Posted by arbrealettres sur 6 décembre 2022




Illustration: Shan Sa
    
Verte, si Verte, si verte l’herbe qui aborde la rivière
Amples, si amples se déploient les saules du jardin
Belle, si belle cette femme qui se tient en haut des marches
Claire et brillante, elle apparaît dans la fenêtre
Charmant, si charmant son visage poudré
Fines, si fines ses mains blanches qui se découvrent
Autrefois chanteuse, elle ornait la maison de musique
La voilà aujourd’hui à un petit qui délaisse son foyer
Comment se résoudre à voir encore son lit inoccupé ?

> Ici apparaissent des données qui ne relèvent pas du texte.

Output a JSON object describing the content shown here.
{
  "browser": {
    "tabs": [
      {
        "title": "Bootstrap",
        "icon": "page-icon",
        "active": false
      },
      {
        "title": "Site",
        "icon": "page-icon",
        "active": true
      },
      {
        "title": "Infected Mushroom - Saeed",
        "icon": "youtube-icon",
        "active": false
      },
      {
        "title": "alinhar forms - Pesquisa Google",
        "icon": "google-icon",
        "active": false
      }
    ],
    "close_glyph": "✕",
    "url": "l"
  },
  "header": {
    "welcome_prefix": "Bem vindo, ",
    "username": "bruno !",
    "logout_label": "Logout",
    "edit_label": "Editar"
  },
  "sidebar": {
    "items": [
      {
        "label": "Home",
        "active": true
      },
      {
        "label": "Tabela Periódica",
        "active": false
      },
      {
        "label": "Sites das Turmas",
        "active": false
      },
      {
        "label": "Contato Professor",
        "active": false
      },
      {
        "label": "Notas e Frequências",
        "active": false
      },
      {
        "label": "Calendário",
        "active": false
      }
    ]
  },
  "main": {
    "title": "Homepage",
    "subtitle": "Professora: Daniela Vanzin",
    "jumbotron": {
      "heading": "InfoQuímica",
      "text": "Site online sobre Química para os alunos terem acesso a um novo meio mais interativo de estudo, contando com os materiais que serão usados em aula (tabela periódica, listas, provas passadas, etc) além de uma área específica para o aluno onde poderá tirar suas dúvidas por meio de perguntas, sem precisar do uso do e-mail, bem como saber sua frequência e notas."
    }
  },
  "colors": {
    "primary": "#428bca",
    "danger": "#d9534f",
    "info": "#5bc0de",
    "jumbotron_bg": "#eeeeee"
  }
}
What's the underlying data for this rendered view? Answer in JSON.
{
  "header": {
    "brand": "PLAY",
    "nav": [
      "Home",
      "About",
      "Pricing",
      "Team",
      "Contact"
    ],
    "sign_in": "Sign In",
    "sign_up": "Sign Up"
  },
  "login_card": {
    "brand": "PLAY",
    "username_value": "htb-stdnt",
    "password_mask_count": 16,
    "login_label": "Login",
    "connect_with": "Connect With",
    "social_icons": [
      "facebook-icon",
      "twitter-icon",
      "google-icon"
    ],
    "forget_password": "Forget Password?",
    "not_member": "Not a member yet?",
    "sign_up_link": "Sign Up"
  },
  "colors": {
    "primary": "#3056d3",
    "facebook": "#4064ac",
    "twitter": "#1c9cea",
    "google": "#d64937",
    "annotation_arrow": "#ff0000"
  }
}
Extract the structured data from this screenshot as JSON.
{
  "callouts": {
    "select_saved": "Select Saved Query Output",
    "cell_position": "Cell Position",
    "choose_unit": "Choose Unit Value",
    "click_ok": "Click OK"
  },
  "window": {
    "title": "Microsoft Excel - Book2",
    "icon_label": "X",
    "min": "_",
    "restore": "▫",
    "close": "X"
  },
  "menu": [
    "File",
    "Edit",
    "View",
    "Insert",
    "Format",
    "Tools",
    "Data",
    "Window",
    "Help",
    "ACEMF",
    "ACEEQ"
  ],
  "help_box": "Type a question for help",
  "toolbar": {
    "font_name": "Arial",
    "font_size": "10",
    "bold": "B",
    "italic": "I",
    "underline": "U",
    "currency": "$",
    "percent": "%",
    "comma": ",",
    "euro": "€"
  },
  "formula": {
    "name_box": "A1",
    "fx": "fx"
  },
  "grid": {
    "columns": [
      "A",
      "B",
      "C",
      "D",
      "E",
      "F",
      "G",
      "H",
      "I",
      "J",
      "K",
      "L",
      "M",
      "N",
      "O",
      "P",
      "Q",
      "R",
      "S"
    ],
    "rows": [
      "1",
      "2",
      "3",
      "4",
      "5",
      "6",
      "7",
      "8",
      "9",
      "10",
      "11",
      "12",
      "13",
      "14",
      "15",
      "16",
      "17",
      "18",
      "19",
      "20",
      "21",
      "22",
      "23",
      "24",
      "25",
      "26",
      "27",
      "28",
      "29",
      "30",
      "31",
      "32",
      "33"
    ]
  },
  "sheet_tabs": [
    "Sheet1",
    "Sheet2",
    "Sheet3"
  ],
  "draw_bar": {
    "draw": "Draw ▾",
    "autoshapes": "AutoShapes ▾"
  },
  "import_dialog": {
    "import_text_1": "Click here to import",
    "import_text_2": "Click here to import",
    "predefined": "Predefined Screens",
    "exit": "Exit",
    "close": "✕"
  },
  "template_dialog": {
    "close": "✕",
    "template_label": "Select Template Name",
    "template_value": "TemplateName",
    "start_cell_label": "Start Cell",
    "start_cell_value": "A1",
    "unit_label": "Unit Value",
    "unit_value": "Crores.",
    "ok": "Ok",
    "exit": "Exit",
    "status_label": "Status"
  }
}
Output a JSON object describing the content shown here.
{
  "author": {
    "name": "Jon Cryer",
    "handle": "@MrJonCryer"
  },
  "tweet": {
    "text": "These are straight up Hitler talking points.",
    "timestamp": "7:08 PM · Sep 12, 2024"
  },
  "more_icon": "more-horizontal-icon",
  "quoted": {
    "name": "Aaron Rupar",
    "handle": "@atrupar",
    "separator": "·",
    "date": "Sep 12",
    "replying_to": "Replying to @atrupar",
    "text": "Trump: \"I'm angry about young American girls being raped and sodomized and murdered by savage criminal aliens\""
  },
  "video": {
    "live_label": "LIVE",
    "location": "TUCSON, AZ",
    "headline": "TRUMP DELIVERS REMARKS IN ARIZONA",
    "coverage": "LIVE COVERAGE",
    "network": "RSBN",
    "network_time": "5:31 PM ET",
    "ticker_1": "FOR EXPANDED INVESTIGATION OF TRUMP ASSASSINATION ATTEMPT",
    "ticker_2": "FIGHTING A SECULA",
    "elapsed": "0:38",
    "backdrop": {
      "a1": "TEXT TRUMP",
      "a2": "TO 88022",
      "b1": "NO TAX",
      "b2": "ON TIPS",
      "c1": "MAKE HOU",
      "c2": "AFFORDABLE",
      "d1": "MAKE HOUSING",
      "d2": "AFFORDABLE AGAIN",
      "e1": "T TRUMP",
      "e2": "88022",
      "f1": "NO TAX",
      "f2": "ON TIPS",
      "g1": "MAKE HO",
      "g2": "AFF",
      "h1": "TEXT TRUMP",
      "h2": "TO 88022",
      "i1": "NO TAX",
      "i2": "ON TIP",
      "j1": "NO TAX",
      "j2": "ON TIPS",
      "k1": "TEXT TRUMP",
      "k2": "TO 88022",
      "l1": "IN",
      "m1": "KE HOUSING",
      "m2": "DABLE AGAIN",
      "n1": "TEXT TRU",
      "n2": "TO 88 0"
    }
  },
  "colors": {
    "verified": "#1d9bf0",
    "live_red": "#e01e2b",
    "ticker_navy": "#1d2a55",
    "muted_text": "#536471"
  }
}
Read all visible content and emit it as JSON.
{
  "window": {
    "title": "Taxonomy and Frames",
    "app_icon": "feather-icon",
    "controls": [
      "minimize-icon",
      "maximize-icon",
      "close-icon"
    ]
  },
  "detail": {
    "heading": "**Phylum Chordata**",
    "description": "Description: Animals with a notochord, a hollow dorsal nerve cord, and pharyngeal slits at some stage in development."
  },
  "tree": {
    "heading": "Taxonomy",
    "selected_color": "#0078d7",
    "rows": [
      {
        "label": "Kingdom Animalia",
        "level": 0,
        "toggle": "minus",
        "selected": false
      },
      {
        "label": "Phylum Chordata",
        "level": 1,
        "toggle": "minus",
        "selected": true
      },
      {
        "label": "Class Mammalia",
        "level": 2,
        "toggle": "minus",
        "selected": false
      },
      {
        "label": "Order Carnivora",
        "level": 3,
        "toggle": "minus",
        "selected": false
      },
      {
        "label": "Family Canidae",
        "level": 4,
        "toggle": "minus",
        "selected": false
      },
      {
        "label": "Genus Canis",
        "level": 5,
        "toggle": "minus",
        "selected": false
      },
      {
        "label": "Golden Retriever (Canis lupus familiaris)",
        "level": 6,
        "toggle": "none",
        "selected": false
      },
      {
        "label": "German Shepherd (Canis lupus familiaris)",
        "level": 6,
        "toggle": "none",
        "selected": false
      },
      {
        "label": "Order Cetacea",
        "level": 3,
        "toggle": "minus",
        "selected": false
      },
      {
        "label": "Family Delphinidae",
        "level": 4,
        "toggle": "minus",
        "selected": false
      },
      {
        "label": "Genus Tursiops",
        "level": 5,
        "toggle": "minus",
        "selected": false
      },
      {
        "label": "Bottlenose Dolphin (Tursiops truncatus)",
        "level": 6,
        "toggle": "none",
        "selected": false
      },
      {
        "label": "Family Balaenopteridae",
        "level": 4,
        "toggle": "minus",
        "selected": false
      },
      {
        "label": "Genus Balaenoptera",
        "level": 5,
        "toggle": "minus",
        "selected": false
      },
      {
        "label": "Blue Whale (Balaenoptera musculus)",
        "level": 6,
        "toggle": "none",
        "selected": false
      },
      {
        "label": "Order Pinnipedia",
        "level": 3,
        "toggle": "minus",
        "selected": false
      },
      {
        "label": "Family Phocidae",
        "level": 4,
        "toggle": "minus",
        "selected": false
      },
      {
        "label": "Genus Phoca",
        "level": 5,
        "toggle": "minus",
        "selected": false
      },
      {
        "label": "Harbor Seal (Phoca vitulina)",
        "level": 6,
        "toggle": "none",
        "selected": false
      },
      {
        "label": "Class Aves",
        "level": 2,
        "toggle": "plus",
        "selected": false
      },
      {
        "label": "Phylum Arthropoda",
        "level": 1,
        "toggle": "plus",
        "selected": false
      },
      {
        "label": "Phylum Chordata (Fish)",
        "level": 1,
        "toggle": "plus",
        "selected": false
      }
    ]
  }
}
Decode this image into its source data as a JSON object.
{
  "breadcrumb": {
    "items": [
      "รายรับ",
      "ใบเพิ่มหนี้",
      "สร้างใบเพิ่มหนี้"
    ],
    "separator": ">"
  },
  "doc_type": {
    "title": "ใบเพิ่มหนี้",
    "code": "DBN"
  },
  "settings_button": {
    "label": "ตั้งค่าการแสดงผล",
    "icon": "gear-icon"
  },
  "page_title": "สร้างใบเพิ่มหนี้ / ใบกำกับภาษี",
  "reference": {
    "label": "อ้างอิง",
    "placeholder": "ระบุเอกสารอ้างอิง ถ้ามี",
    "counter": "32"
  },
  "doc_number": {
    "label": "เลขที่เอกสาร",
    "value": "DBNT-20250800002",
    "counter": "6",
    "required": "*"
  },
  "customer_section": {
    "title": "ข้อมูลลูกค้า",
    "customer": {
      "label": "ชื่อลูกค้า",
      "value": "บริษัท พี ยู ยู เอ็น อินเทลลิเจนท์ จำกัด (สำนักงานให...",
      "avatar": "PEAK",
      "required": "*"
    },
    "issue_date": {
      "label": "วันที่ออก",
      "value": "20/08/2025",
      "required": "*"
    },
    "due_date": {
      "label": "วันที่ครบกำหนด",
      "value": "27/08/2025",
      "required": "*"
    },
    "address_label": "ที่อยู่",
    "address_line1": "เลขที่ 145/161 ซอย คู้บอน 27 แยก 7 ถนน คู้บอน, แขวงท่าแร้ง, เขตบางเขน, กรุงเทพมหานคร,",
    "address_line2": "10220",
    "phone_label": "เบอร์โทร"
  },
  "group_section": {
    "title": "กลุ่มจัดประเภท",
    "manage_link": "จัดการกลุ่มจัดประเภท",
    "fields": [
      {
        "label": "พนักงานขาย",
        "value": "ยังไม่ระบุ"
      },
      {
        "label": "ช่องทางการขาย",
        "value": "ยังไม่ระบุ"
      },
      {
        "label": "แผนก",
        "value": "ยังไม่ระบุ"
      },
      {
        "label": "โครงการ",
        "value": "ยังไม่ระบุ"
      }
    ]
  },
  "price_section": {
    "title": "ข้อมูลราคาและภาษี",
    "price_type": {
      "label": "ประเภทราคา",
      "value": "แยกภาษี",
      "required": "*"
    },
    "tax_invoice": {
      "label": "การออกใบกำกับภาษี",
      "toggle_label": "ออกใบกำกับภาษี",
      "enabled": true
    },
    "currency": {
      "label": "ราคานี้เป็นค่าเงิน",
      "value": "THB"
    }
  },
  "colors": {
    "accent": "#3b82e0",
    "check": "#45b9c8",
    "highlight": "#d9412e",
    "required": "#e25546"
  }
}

Le banquet remplit le jour d’échos hilares
Et les joies délicieuses épuisent encore nos mots.
Comment dire cette merveille que le luth accentue
Son chant m’amène au voisinage céleste
Le génie musical embrase l’écoute de ceux qui s’attardent
Et c’est d’un seul coeur que nous portons l’élan de nos souhaits
Mais la fête entamée garde encore une pensée silencieuse
Les jours des hommes tourbillonnent puis se dispersent
Si peu de temps pour jouir du beau séjour !
Pourquoi ne pas laisser ses ambitions galoper ?
Pour être ainsi le premier arrivé aux commandes du monde
Pourquoi rester pauvre et ignoré,
Enlisé dans les marais aigres du ressentiment !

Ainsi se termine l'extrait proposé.